Fundamentos e principais argumentos

Os recorrentes invocam dois fundamentos de recurso:

Primeiro fundamento, relativo à violação do âmbito de aplicação da lei, em especial dos artigos 21.o, 22.o e 28.o do anexo XIII do Estatuto, bem como à violação pelo juiz do seu dever de fundamentação.

Em substância, os recorrentes alegam que o Tribunal Geral não teve em conta, no acórdão recorrido, o critério estabelecido pela jurisprudência para a aplicação dos artigos 21.o e 22.o do anexo XIII do Estatuto, critério que deve ser utilizado para interpretar o artigo 28.o do mesmo anexo.

Segundo fundamento, relativo à violação do princípio da igualdade de tratamento na apreciação da exceção de ilegalidade, bem como à violação pelo juiz do seu dever de fundamentação.

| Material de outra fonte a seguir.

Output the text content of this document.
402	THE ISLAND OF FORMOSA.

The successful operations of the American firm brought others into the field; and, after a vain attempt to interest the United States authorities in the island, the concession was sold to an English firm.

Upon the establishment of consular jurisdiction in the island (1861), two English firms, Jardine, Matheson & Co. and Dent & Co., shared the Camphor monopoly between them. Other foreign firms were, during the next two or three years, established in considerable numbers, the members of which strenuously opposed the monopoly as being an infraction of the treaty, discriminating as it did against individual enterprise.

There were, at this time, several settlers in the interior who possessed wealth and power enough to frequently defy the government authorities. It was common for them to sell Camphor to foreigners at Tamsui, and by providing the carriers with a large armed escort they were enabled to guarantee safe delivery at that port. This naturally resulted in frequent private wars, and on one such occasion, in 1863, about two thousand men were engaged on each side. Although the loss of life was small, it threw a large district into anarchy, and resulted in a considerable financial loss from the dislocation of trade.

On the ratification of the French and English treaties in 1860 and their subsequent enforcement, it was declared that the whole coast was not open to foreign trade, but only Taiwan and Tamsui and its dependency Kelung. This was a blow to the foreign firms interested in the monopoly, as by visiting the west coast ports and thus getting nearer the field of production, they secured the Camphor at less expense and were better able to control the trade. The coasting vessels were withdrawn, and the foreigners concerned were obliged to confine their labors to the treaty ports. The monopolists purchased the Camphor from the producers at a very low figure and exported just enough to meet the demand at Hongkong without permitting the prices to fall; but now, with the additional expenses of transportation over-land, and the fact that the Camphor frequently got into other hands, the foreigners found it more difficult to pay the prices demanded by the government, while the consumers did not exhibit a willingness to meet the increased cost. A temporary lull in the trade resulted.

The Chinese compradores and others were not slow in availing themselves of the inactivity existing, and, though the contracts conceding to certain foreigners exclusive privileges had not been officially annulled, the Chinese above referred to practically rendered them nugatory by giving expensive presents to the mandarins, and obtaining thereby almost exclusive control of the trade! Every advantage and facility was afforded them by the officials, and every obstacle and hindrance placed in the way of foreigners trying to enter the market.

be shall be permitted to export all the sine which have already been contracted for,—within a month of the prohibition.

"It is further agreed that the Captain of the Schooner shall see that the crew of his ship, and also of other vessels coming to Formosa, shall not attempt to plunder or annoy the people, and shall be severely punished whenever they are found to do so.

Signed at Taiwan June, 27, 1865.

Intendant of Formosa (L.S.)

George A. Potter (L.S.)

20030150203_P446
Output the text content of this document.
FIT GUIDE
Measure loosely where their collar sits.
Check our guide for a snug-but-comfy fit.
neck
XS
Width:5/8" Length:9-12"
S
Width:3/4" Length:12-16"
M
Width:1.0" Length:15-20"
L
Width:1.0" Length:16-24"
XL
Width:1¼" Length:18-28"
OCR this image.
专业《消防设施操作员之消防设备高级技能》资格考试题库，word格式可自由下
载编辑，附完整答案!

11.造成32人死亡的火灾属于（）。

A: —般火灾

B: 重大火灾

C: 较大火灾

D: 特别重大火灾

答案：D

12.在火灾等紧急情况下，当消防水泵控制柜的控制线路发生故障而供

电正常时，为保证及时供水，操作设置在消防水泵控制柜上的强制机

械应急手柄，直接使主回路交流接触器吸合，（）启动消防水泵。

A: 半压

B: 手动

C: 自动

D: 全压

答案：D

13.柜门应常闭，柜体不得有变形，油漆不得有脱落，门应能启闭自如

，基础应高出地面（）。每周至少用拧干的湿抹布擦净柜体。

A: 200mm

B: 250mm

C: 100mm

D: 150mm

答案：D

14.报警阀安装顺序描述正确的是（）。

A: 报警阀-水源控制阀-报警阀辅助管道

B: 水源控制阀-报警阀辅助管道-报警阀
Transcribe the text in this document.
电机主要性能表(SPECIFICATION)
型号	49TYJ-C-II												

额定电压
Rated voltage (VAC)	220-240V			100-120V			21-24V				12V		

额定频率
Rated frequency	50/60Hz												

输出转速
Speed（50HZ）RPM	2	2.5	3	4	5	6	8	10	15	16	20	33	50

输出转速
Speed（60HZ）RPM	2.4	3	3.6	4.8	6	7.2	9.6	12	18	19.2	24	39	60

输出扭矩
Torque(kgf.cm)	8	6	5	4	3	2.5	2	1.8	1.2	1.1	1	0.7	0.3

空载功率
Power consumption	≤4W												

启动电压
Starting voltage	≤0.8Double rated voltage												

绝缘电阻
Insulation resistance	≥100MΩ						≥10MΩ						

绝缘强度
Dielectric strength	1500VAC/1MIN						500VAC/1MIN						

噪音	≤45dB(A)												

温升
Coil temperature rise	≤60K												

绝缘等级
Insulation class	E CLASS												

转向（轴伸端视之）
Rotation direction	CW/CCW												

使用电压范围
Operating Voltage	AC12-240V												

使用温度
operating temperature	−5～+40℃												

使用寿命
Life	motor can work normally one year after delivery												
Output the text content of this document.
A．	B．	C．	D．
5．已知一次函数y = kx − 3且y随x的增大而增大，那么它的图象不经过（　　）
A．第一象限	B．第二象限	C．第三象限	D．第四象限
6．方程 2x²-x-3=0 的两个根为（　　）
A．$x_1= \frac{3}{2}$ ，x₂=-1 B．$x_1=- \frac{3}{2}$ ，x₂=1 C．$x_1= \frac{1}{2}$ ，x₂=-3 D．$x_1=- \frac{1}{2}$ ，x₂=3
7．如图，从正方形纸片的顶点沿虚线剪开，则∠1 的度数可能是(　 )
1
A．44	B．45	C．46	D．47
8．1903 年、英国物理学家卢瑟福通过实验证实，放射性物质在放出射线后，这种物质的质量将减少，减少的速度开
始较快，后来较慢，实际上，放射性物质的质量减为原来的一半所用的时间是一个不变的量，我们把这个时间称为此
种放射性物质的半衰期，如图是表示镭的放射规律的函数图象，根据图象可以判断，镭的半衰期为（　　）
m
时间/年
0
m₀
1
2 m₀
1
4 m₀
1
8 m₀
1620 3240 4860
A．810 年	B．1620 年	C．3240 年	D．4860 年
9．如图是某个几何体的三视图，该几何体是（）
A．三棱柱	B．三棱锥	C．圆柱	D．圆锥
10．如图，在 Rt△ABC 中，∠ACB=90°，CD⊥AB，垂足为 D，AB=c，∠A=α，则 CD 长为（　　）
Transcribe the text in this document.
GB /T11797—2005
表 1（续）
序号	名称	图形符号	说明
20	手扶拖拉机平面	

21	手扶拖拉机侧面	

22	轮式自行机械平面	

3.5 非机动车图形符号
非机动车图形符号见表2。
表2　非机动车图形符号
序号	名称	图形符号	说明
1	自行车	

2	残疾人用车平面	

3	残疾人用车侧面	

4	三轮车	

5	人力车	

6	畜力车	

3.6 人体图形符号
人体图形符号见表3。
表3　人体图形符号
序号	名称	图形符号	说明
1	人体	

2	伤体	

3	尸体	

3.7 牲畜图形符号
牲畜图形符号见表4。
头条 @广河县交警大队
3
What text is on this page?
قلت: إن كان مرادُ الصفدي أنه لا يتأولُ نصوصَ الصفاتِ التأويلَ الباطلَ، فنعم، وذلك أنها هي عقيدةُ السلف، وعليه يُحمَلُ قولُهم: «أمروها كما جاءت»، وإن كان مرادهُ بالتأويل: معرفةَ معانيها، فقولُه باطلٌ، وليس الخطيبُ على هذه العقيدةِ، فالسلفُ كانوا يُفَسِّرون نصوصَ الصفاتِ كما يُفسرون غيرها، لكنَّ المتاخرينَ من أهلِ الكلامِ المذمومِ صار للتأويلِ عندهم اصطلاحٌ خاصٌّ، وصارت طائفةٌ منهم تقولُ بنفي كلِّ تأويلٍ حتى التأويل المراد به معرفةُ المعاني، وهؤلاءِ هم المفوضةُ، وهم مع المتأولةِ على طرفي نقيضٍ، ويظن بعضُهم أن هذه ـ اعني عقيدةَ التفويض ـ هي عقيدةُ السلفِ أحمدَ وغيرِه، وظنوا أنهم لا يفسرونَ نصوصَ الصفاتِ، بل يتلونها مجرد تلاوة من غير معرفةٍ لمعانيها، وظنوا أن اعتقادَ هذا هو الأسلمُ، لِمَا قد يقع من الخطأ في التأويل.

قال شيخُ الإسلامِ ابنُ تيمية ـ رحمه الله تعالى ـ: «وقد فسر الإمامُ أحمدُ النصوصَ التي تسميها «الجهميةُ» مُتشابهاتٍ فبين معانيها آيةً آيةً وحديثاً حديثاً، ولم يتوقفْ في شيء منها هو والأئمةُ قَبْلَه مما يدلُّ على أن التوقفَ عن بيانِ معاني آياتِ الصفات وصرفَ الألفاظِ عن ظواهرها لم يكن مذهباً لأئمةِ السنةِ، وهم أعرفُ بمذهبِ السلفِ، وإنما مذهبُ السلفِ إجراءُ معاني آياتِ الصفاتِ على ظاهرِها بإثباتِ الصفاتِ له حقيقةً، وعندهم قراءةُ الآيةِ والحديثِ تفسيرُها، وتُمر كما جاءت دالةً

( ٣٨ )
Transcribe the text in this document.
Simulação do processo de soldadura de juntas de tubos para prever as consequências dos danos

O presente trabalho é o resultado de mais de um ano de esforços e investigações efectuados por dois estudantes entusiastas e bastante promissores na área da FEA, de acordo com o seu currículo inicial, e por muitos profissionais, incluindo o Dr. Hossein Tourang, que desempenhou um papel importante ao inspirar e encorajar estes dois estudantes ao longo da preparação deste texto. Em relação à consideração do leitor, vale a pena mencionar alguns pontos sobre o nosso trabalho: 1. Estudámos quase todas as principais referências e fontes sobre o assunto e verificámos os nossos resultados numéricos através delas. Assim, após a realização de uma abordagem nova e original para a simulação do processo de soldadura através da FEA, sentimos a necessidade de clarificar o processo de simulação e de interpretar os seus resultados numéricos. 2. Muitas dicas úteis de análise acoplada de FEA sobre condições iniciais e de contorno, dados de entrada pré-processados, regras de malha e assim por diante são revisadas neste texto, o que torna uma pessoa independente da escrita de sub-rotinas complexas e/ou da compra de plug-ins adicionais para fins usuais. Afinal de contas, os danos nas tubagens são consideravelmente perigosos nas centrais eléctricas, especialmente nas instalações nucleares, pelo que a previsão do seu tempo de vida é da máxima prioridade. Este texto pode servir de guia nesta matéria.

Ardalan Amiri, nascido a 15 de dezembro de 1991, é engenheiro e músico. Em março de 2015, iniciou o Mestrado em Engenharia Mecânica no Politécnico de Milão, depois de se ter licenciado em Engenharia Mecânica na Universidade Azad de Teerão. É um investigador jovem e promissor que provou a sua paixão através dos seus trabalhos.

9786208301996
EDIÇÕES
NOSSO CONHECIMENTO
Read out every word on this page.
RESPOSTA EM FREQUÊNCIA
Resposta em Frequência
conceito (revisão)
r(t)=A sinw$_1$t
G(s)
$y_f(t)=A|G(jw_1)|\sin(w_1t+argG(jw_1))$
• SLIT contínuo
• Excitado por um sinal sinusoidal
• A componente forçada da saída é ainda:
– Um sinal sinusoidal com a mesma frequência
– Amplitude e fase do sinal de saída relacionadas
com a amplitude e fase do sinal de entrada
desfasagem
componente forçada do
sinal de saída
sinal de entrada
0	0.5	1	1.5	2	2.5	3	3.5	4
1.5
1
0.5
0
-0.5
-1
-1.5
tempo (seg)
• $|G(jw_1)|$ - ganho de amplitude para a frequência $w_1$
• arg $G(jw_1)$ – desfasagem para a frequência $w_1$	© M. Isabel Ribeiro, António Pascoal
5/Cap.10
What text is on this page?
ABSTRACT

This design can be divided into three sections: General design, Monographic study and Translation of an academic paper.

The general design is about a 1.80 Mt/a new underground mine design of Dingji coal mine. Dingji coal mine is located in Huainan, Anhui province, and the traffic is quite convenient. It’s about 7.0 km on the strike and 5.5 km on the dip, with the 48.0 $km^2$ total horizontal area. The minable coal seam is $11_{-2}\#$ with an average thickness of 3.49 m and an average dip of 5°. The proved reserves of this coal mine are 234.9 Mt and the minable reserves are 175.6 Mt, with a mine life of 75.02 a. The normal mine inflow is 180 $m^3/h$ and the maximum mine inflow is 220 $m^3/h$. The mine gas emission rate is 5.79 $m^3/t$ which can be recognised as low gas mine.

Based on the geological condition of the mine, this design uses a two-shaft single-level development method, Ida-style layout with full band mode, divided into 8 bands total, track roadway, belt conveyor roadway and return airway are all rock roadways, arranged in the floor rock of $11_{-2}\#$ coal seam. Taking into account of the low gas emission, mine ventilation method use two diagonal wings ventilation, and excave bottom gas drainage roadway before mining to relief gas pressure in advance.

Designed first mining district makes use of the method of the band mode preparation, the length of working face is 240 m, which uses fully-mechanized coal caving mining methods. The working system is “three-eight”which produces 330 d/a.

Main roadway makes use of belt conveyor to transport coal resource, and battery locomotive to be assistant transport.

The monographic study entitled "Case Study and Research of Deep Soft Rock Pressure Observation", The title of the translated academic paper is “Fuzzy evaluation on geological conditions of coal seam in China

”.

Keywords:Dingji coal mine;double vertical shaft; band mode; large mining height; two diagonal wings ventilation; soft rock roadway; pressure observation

No acórdão recorrido, o Tribunal Geral não se pronunciou sobre a crítica dos recorrentes relativa à comparação da sua situação com a de outros contribuintes do regime de pensões (incluindo a hipótese de um funcionário em relação a um agente temporário). Em seguida, a existência de diferentes categorias de pessoal não justifica a diferença de tratamento entre os funcionários e os outros agentes, uma vez que o que está em debate é a questão de saber se, no que diz respeito à aquisição do direito à pensão, o agente temporário que se torna funcionário deve/pode ser tratado de forma diferente dos «outros contribuintes» que mantiveram a sua inscrição no regime de pensões de forma contínua (os contribuintes que sempre foram funcionários, os que sempre foram agentes e os que foram funcionários e depois agentes). Por outro lado, não existem «diferenças objetivas» como as referidas no acórdão recorrido. Além disso, os objetivos de equilíbrio atuarial e de disciplina orçamental não são relevantes para efeitos da apreciação da legalidade do artigo 28.o do anexo XIII do Estatuto. Assim, o critério de diferenciação — que, no acórdão recorrido, o Tribunal Geral parece limitar, erradamente, à diferença entre o funcionário e os agentes — não tem relação com os objetivos prosseguidos e a conclusão inversa do acórdão recorrido está viciada, pelos mesmos motivos, de um erro de direito.